For Machine Translation, curriculum learning frameworks are used that decide which training samples to show to the model during different periods of training based on the estimated difficulty of a sample and the current competence of the model. This method not only effectively improves the training efficiency but also obtains a good accuracy improvement.
Active learning has also proven successful in complex Computer Vision tasks like image segmentation, object detection, image classification, restoration, etc., as a huge amount of unlabeled data is available through the internet. Cost Effective Active Learning (CEAL) merges deep convolutional neural networks into active learning and assigns pseudo-labels to samples with high confidence, and adds them to the highly uncertain sample set queried using the uncertainty-based AL method.
Cost Effective Active Learning mode (image borrowed from theCEAL paper).
Active learning also has applications in the field of speech and audio processing, social network analysis, medical image processing, wildlife protection, industrial robotics, autonomous driving, and disaster analysis, among other fields. Generative Adversarial Active Learning (GAAL) introduced the Generative Adversarial Networks (GAN) used for data augmentation to the active learning query method. GAAL aims to use generative learning to generate samples with more information than the original dataset.
Principle behind the GAAL algorithm. The learner synthesizes samples for querying using GAN.GAAL paper.
Active learning attempts to maximize a model’s performance gain while annotating the fewest samples possible. More specifically, it aims to select the most useful samples from the unlabeled dataset and hand them over to the oracle (e.g., human annotator) for labeling to reduce the cost of labeling as much as possible while maintaining performance. The acquisition of a large number of high-quality annotated datasets consumes a lot of manpower.

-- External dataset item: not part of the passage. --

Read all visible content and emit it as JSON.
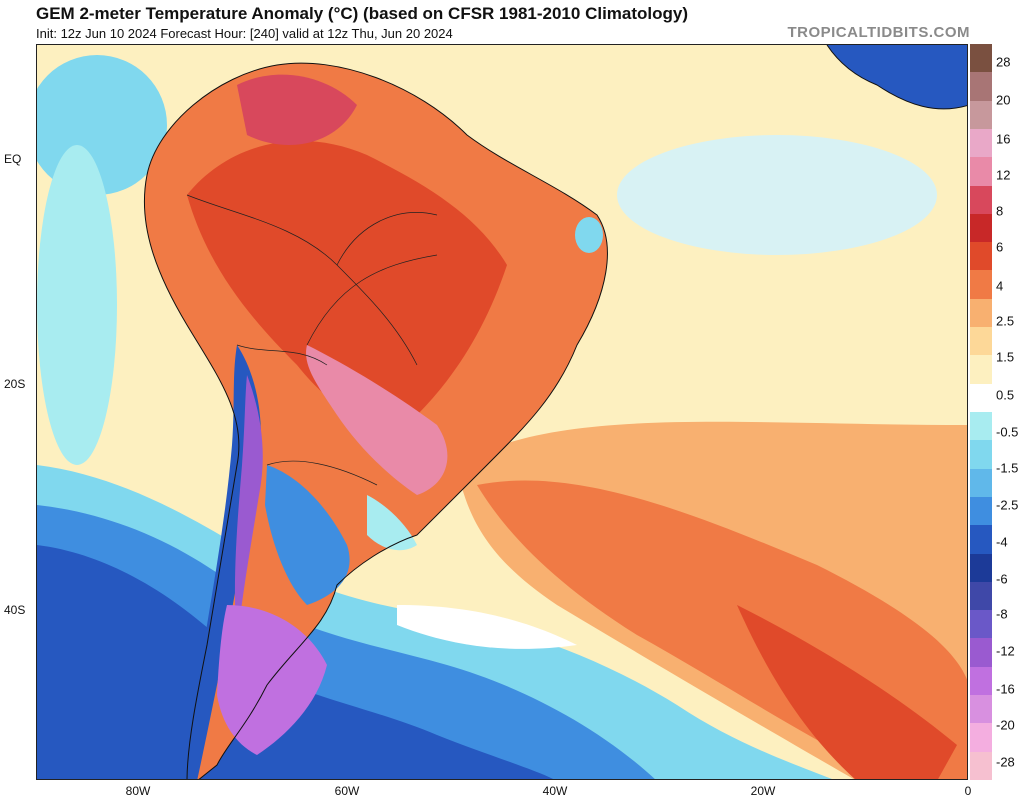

Deep learning is greedy for data and requires a large amount of data supply to optimize a massive number of parameters if the model is to learn how to extract high-quality features. In recent years, due to the rapid development of internet technology, we have entered an era of information abundance characterized by massive amounts of available data.
One of the most critical problems faced in the field of image vision tasks is that of efficiently querying samples of high-dimensional data (an area in which traditional methods perform poorly) and obtaining satisfactory performance at the smallest possible labeling cost.
Active Learning is proven to have been successful in many applications and is still an active area of research.